Vogl, T., Radenz, M., Ramelli, F., Gierens, R., Kalesse-Los, H. (2023): A toolkit for detecting and analyzing peaks in cloud radar Doppler spectra, XXVIII General Assembly of the International Union of Geodesy and Geophysics (IUGG) (Berlin 2023).
https://doi.org/10.57757/IUGG23-2925


Zitierlink: https://gfzpublic.gfz-potsdam.de/pubman/item/item_5018957
Zusammenfassung
Cloud radar Doppler spectra contain vertically highly resolved information about the hydrometeors present in a cloud. A mixture of different hydrometeor types can lead to several peaks in the spectrum due to their different fall speeds, giving a hint about the size/ density/ number of the respective particles. Here we present the effort of joining two methods to separate and interpret peaks in cloud radar Doppler spectra (Kalesse et al., 2019; Radenz et al., 2019). The overarching goal is to make them insensitive to instrument type and settings, and applicable to all cloud radars which are part of the ACTRIS CloudNet network.

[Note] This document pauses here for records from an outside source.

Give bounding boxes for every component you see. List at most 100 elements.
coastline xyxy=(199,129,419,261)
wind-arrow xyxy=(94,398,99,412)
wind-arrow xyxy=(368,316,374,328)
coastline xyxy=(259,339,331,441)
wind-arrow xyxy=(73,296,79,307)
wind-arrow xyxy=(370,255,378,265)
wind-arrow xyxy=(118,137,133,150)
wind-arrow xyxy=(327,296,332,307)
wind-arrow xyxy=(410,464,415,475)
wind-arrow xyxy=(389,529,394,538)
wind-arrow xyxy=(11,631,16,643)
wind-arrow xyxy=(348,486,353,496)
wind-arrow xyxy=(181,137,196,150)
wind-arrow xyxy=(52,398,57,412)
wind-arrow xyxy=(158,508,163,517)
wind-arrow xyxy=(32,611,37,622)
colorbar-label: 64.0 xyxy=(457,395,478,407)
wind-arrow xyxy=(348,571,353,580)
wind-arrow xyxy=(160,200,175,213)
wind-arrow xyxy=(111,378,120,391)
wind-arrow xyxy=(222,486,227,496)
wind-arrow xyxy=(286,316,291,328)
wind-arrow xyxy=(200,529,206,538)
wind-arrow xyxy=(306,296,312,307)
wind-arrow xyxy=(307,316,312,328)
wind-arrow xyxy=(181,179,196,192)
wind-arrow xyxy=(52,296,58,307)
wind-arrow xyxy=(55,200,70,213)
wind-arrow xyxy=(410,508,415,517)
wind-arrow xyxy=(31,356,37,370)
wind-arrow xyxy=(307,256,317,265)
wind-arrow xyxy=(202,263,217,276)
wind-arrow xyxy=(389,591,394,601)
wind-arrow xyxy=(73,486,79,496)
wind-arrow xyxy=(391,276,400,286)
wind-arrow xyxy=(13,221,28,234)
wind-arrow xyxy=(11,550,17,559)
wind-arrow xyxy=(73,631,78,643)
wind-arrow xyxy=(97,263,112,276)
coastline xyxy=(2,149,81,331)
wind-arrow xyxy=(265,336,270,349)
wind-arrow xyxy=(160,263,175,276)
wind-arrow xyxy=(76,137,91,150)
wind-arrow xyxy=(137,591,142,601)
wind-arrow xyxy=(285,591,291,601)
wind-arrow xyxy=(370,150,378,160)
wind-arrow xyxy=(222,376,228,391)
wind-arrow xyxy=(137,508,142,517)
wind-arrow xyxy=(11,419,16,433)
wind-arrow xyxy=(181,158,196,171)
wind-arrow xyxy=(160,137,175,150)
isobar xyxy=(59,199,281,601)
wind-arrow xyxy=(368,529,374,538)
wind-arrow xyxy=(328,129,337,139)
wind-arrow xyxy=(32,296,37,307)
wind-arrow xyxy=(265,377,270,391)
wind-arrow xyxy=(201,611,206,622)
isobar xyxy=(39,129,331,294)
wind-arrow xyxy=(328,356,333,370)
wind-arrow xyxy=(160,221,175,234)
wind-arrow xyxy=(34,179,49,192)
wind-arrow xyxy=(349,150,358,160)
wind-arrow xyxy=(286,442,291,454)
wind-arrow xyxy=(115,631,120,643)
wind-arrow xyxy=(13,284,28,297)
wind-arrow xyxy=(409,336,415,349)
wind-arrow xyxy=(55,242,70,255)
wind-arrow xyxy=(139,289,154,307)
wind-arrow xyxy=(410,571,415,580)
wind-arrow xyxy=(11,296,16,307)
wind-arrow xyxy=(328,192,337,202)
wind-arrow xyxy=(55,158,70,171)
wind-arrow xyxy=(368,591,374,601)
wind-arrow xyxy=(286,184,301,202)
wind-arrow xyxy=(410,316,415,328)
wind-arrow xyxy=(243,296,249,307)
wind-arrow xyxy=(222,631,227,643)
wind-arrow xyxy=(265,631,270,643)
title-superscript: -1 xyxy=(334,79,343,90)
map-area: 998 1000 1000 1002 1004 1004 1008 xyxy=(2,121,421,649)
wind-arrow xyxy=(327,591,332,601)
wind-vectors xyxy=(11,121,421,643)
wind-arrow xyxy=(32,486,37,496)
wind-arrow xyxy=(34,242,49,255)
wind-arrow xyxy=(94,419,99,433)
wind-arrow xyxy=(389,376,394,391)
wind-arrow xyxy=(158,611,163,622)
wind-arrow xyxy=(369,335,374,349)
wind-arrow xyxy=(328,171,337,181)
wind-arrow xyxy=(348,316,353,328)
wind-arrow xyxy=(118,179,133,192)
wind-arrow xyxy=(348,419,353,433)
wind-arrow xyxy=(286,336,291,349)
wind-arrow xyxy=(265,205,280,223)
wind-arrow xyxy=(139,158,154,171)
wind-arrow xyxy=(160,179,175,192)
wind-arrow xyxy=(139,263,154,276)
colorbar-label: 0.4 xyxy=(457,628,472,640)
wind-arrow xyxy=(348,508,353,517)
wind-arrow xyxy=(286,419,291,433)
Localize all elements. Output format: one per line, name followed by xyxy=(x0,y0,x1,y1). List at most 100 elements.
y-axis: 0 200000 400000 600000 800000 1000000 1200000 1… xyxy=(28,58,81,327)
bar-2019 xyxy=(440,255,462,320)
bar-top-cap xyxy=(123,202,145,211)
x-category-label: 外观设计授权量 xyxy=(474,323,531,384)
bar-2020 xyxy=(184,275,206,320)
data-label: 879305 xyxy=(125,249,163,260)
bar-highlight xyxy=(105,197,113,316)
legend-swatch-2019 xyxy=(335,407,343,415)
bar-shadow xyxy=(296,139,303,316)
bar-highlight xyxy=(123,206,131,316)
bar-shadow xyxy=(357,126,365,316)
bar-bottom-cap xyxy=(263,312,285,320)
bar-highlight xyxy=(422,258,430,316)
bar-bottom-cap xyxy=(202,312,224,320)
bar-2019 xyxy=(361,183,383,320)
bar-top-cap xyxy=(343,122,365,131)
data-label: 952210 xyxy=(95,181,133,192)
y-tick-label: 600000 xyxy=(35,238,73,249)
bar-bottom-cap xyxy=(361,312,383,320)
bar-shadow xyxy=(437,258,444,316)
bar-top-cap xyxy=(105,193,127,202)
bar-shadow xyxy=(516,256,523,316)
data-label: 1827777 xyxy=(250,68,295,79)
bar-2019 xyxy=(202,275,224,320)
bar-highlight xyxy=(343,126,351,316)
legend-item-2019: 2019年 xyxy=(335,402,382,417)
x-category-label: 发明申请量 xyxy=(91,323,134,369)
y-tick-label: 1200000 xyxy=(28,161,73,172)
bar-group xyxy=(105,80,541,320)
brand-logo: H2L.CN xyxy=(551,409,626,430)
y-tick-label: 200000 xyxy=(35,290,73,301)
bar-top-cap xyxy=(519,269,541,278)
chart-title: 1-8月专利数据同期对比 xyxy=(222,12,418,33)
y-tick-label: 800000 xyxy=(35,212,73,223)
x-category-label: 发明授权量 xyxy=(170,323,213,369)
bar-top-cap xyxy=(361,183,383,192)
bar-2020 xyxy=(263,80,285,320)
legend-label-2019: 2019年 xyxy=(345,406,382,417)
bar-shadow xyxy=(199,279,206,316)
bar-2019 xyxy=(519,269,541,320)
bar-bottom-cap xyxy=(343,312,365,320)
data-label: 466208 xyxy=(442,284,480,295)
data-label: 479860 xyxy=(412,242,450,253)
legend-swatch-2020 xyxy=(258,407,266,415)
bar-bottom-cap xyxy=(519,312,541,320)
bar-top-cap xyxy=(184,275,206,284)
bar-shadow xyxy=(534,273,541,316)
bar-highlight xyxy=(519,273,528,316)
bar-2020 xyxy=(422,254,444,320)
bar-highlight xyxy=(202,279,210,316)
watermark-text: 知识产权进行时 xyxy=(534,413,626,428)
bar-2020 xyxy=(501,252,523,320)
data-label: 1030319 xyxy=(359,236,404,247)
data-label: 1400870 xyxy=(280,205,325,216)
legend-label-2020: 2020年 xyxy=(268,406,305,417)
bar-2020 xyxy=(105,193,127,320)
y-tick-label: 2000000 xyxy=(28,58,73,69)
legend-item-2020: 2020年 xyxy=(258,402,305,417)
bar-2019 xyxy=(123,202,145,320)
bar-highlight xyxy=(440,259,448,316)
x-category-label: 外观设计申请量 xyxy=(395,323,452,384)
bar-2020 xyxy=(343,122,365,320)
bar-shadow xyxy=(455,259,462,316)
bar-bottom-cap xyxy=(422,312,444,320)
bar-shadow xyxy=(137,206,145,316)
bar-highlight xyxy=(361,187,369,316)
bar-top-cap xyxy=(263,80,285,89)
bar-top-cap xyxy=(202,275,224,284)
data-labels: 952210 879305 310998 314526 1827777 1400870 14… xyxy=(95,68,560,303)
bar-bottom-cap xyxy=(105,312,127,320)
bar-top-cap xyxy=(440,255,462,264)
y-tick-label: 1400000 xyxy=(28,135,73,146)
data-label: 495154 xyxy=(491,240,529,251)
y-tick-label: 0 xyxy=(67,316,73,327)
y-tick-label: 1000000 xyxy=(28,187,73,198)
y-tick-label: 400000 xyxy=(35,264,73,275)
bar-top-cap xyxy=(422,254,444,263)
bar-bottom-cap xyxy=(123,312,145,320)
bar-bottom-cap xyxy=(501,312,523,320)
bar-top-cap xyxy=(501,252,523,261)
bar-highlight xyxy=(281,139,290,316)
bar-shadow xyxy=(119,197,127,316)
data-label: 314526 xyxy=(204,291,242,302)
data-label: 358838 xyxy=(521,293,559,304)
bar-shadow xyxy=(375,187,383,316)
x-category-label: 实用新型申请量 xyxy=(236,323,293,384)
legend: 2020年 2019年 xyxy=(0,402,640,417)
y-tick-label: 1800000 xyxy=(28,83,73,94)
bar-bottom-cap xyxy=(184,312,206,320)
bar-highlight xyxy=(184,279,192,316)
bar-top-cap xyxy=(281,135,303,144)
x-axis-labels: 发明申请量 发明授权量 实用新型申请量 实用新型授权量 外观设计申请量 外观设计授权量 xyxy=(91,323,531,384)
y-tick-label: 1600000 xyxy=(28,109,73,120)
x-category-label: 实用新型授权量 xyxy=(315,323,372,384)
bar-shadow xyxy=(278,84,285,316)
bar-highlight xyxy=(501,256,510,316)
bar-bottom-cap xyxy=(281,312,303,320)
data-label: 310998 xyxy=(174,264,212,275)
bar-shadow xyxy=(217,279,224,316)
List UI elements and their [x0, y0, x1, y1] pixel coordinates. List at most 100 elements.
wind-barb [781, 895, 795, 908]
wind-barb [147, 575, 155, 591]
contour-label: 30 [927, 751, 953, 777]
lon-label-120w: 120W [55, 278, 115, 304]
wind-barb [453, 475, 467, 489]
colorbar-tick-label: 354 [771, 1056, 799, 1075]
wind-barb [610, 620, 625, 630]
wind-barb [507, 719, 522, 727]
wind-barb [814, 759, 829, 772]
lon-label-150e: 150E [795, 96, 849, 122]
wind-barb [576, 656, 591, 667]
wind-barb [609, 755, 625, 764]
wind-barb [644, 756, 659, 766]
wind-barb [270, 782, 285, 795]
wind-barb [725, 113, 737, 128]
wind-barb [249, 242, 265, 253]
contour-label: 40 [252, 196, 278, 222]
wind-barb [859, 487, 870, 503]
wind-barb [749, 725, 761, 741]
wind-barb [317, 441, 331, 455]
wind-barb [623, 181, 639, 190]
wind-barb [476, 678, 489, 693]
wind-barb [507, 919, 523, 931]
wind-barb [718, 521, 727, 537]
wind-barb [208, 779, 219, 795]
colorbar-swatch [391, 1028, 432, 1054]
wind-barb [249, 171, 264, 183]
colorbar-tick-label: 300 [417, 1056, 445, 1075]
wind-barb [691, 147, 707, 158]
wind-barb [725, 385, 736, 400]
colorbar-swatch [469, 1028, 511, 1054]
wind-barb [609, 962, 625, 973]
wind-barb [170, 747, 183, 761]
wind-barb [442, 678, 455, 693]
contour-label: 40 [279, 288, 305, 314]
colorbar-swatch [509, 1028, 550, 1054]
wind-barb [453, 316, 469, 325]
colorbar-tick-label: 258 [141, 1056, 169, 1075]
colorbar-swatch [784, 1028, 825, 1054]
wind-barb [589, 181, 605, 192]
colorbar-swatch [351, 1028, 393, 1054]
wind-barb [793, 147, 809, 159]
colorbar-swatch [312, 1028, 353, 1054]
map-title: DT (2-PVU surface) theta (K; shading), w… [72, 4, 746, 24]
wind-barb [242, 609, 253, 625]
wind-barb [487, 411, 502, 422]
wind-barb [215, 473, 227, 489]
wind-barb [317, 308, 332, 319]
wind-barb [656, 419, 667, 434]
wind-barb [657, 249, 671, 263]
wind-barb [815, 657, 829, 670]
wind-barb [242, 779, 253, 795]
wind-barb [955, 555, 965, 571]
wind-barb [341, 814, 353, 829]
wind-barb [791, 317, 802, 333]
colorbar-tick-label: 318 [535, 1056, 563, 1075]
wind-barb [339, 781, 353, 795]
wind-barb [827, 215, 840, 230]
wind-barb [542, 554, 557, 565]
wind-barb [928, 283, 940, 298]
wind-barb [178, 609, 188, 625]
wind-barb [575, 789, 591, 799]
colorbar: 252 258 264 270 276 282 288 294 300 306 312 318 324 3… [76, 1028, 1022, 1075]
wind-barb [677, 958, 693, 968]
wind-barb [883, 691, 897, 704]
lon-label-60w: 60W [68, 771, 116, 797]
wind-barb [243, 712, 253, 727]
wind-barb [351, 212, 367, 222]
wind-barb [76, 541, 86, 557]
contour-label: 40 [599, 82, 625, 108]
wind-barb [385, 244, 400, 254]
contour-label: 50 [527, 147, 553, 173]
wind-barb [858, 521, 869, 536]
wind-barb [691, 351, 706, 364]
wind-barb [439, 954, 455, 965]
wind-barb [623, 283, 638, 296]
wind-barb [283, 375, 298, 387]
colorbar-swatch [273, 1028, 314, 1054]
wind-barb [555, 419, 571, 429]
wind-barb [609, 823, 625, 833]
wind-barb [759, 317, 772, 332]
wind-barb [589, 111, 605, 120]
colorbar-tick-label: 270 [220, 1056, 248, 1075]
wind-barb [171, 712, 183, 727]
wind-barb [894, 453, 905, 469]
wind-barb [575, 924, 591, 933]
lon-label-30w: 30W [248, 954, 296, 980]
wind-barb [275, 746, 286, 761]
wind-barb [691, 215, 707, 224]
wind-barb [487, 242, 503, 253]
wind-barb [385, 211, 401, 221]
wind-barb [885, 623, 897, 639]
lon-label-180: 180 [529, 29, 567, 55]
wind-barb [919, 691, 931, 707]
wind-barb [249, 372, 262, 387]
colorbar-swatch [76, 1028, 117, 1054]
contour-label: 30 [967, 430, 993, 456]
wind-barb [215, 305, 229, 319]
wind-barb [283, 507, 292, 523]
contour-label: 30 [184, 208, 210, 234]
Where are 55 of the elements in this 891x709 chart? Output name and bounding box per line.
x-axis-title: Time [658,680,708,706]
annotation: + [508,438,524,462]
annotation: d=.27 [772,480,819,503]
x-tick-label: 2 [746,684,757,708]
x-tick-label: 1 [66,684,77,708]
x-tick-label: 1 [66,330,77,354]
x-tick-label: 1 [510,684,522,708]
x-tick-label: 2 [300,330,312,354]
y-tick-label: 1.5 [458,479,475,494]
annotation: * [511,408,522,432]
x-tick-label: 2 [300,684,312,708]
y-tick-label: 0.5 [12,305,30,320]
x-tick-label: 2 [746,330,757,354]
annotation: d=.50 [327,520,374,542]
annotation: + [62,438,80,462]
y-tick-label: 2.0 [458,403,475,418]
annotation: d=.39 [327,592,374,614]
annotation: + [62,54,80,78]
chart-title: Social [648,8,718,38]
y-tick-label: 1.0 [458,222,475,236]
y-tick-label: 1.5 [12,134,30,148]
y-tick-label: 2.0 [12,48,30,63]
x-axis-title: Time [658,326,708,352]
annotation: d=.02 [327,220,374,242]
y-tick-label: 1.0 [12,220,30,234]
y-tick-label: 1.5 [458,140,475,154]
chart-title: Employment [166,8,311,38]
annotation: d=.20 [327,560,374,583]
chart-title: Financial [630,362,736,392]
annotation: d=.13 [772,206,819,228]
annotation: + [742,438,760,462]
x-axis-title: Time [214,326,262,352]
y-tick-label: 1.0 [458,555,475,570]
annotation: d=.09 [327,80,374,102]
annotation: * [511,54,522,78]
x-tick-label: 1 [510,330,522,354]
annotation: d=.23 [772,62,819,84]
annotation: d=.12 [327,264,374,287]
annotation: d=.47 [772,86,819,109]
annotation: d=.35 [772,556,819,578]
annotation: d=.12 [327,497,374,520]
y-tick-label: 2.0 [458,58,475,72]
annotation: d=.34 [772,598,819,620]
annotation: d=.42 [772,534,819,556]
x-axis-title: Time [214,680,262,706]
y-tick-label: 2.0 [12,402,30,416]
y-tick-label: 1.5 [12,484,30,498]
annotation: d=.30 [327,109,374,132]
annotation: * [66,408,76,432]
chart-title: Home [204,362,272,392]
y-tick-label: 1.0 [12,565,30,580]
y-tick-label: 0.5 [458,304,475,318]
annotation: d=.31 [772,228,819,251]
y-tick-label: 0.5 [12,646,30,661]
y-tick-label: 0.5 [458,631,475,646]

A supervised machine learning peak detection algorithm (PEAKO, Kalesse et al., 2019) is used to derive the optimal parameters to detect peaks in cloud radar Doppler spectra for each set of instrument settings. In the next step, these parameters are used by peakTree (Radenz et al., 2019), which is a tool for converting multi-peaked Doppler spectra into a binary tree structure. peakTree yields the (polarimetric) radar moments of each detected (sub-)peak and can thus be used to classify hydrometeor types. This allows us to analyze Doppler spectra with respect to, e.g. the occurrence of supercooled liquid water or ice needles with high linear depolarisation ratio (LDR). The new toolkit is evaluated using observations from two field campaigns, the DACAPO-PESO experiment and the NASCENT campaign. For DACAPO-PESO, two different radar systems are compared, and for NASCENT, detected peaks are validated against in-situ cloud observations collected with a holographic imager.